Saturday, March 26, 2011


She has an orderly mind, that is abundantly clear. Quite unlike that of her grandmother; cluttered - and of course that is somewhat explicable, since I have an additional sixty years' worth of memories and interests and resources that she has not yet had the opportunity to gather. That explains, partly, the difference in how our minds work, but not entirely.

She neatly compartmentalizes the sum of her experiences and acquired wisdom. For a fourteen-year-old she is moderately mature, although given to exuberant bouts of childish enthusiasms. Nothing wrong with that; even we silver-haired ones fall back to that kind of behaviour on occasion.

She was doing some personal research, going through our collection of family albums, dating back well over a half-century and beyond. This was for an assigned school project. She also went through my computer, scrutinizing my treasury of digital photographs - roughly ten years' worth of them. And casually, she informed me one day that she had taken it upon herself to catalogue and categorize my various photographic folders, to make them more logical and accessible.
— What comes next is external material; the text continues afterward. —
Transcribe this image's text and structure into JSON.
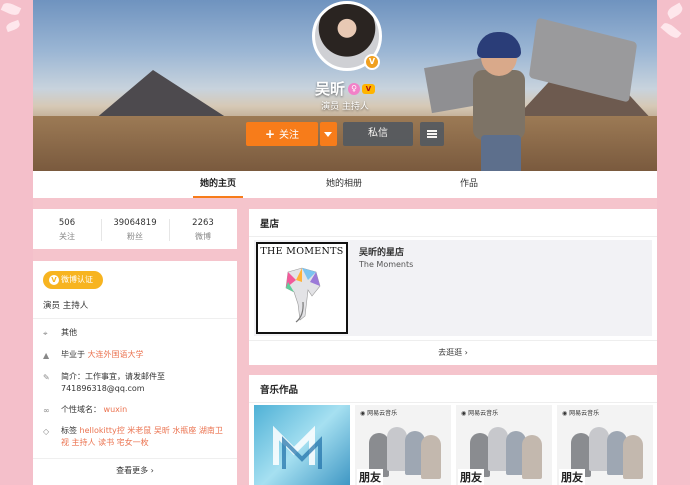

I thanked her, thinking little of it. And then, when she returned home after March break, and I tried to find some of my most important photograph folders they were simply not there. Extensive searches found them where it made no logical or practical sense for me to have them. They were no longer obvious to me in their presence. The way her precise mind worked did not reflect mine. I began the process of undoing all that she had achieved.

Time-consuming, irritating and baffling. Quite unauthorized. But then, can a sole grandchild do any true ill?